I got in the truck and they showed me how to start it, stop it and hit these little jumps, and they put me right into the show. So I go right into the show and look at the jumps and I thought, ‘Oh my God, they’re so gnarly.’ And then Ryan Anderson and the guys would try to coach me and tell me, ‘You want to hit this wide open and you’ll land over there.’ And I’m thinking, ‘What?’, that’s crazy.
There’s a triple bus stack and I hit it wide open. Whoa! Yeah, that was pretty intense. As a guy into racing, motors and machines, I liked it and thought it was pretty cool.
So between my racing, and now my son is doing motocross, and I try to take him to the Motocross track or to his amateur nationals. And my daughter, luckily she races where I race, so that’s easy. But it’s travel almost every weekend now.”
ORX: So what’s next?
BD: “I feel like I’ve accomplished all my goals in racing. I’m happy with what I’ve done. If I was to stop today and focus on my kids, I could live with that. One thing I would still like to do is race NASCAR, race Nationwide, just to do it.
I feel like that’s the pinnacle of American racing. If you can make it there legitimately, then you’ve made it to the top of racing. In my head that’s the final check off, to at least race some Nationwide.

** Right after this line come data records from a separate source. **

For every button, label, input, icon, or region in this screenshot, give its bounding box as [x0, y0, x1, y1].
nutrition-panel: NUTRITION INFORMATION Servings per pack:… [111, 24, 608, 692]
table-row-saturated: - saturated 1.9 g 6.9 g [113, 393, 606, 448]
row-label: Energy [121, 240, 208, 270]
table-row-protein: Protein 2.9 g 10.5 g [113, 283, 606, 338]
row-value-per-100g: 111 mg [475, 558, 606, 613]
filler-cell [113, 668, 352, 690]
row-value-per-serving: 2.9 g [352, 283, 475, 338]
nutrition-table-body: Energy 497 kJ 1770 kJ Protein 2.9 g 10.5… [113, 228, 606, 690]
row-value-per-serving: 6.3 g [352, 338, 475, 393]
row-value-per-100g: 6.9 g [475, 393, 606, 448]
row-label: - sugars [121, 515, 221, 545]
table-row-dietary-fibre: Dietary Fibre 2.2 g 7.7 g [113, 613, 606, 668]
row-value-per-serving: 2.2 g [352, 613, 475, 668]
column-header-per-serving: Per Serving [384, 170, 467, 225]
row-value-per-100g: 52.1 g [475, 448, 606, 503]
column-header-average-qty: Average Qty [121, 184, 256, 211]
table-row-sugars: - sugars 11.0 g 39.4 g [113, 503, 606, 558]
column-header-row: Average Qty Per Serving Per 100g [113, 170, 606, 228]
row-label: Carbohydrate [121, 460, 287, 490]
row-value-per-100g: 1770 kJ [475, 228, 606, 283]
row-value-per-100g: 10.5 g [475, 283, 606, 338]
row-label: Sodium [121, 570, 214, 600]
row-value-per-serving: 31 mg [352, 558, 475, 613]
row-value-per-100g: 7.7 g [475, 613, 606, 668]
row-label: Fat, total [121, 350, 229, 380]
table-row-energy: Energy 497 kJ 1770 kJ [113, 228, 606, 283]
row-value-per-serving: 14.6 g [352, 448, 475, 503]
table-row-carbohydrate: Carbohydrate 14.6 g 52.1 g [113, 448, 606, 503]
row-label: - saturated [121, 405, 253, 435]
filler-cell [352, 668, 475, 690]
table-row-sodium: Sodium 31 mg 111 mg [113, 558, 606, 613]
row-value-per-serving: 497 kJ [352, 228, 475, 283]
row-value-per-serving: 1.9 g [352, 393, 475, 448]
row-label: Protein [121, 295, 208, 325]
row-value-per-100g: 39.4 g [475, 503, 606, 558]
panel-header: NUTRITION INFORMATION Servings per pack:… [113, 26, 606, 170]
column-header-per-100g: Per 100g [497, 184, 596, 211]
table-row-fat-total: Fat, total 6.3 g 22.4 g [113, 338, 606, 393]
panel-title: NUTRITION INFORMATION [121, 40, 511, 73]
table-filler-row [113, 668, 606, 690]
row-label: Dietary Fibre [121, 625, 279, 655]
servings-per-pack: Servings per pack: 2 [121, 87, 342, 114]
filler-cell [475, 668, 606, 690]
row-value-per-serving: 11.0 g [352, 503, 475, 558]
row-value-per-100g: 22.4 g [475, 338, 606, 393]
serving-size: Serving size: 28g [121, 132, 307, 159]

But you know, every day that dream gets further away because my kids are growing and everything is going on. Roush offered me a deal, so I went in and talked to the guys at the team, but it’s just so expensive.
They said they would help me, but I have to bring in a certain amount of sponsor money. It’s just so expensive that it doesn’t even make sense. It’s just too much money. So if an opportunity comes up, I might want to do it, but if not, I’m good.”
Brian Deegan is good with being a championship off-road racer, mega-multiple-time X Games medal winner, ultra-competitive family man with competitive kids, and sports star in his own right. How do you feel about that? Let us know, be sure to check out the Gallery of photos below, and stay tuned for the next Off Road Xtreme Interview!
Featurette: Brian Deegan’s Lucas Oil Off-Road Racing Series Pro 2 Truck
One thing I would still like to do is race NASCAR … – Brian Deegan
We also got an inside look at Deegan’s LOORRS Pro 2 race truck. The two-wheel drive race truck is something to behold. The Ford V8 was built by Roush Yates Engines, uses a single carb, an MSD ignition system, Gibson exhaust, and puts out somewhere near 900 HP. That power is channeled through a three-speed automatic transmission to a driveline from Arizona Driveshaft that carries it down to a Ford 9-inch style rear axle built by Currie Enterprises.
The chassis is a complete custom racing setup built to LOORRS Pro 2 Class specs with a 122-inch maximum wheelbase, 93-inch maximum wheel track, and a 3,750-pound minimum weight (including driver). The driver is secured by a Mastercraft racing seat and harness. AiM gauges help him keep track of engine and transmission vitals.
The independent A-arm front style and cantilever-arm with triangulated-trailing-arm solid axle rear suspensions feature FOX racing bypass reservoir shocks and Eibach springs, and offer 18 inches of travel in front and 20 inches of travel in the rear. A set of Mickey Thompson 35×12.50R17 tires are wrapped around Pro Comp custom wheels mounted to all four corners of the truck.